Но как бы и меня самого ни тянуло в мой милый Париж, где уже, верно, пахло весной и где на Елисейских полях зацветали рододендроны, все же я считал, что не имею права покинуть поста в Скандинавии до приезда заместителя. Я хотел представить его лично всем королям и министрам и передать все свои гласные и негласные связи и знакомства. Только в таком случае я считал свой долг выполненным. Пришлось долго ждать, так как никому не было охоты меня заменить, пришлось выдержать перекрестный огонь телеграмм из Петербурга и Парижа, требовавших моего срочного выезда, но все это не помешало привести в исполнение задуманный мною план. [347]
Непредвиденная задержка случилась только накануне окончательного отъезда из Стокгольма. Вещи были уже сложены, прощальные визиты проделаны, и, чтобы проститься с ближайшими приятелями из шведской военной молодежи, я, по обыкновению, отправился в конце дня в место, служившее клубом,— бани на Стюрэгатан. Там после омовений и душей бывало приятно, да и не бесполезно посидеть в купальном халате в комфортабельном кресле, распивая с приятелями «сода-виски». В самом спокойном настроении духа вышел я на темную и плохо освещенную улицу и не подозревал, что в этот момент могло случиться то, что является самым ужасным для всякого военного атташе.
— «Грэв Игнатьев спион!

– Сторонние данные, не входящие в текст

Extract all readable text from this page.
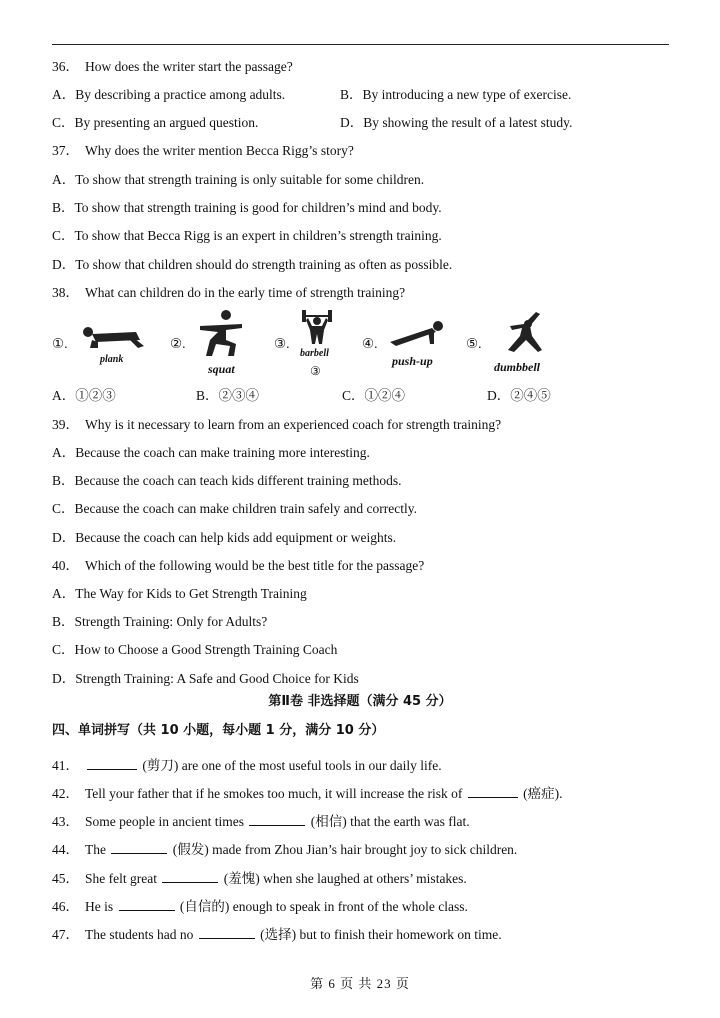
36． How does the writer start the passage?
A．By describing a practice among adults.	B．By introducing a new type of exercise.
C．By presenting an argued question.	D．By showing the result of a latest study.
37． Why does the writer mention Becca Rigg’s story?
A．To show that strength training is only suitable for some children.
B．To show that strength training is good for children’s mind and body.
C．To show that Becca Rigg is an expert in children’s strength training.
D．To show that children should do strength training as often as possible.
38． What can children do in the early time of strength training?
①.
plank
②.
squat
③.
barbell
③
④.
push-up
⑤.
dumbbell
A．①②③	B．②③④	C．①②④	D．②④⑤
39． Why is it necessary to learn from an experienced coach for strength training?
A．Because the coach can make training more interesting.
B．Because the coach can teach kids different training methods.
C．Because the coach can make children train safely and correctly.
D．Because the coach can help kids add equipment or weights.
40． Which of the following would be the best title for the passage?
A．The Way for Kids to Get Strength Training
B．Strength Training: Only for Adults?
C．How to Choose a Good Strength Training Coach
D．Strength Training: A Safe and Good Choice for Kids
第Ⅱ卷 非选择题（满分 45 分）
四、单词拼写（共 10 小题，每小题 1 分，满分 10 分）
41．	(剪刀) are one of the most useful tools in our daily life.
42． Tell your father that if he smokes too much, it will increase the risk of	(癌症).
43． Some people in ancient times	(相信) that the earth was flat.
44． The	(假发) made from Zhou Jian’s hair brought joy to sick children.
45． She felt great	(羞愧) when she laughed at others’ mistakes.
46． He is	(自信的) enough to speak in front of the whole class.
47． The students had no	(选择) but to finish their homework on time.
第 6 页 共 23 页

Грэв Игнатьев спион!» — кричали пробегавшие мальчишки, размахивая какой-то газетой. Поймав одного из них, я увидел свой портрет в военной форме и действительно крупный заголовок сенсационной статьи: «Грэв Игнатьев спион!»
В первый момент я заподозрил тайную немецкую интригу, направленную против моего назначения во Францию. Михельсон уже давно мне говорил, что я имею честь быть записанным в германском генеральном штабе на «Шварце таффель». Таких офицеров, русских и французских, было немного, и их, между прочим, было запрещено допускать под каким бы то ни было предлогом на маневры германской армии. Вероятно, по мнению немцев, эти офицеры слишком хорошо умели разгадывать германские военные загадки. Я боялся найти фамилии, связанные с моей агентурной работой в Дании, как, например, того же старика Гампена, про которого впоследствии я читал в воспоминаниях бывшего начальника австрийской разведки, но, пробежав газетную статью, убедился что это местная шведская утка, пущенная каким-то репортером для дешевой рекламы собственной газеты. Тут был и фиктивный рассказ о моем летнем путешествии в окрестностях крепости Карльскрона, тут были и пикантные подробности о флирте моей жены с чересчур доверчивыми шведскими офицерами... Не теряя ни минуты, я побежал к вновь назначенному посланнику Савинскому и, ошеломив его газетой, заявил, что мне необходимо уехать отсюда не только с реабилитацией, но и с почетом.
— Звони сейчас же к состоящему при короле личному камергеру и проси через него короля еще раз дать мне аудиенцию под любым предлогом, а я устрою сам через своих приятелей обед в мою честь от всего стокгольмского гарнизона.
Через два-три дня в модном загородном ресторане «Хассель бакен», где пришлось провести столько веселых вечеров, я сидел на громадном банкете. Мой фрак украшала врученная мне накануне королем генеральская награда — звезда, а на столе, утопавшем в цветах, пестрели голубые шведские и трехцветные русские бумажные флажки. Было выпито много шампанского, произнесено немало тостов, а на следующий день было напечатано еще больше газетных описаний русско-шведского торжества.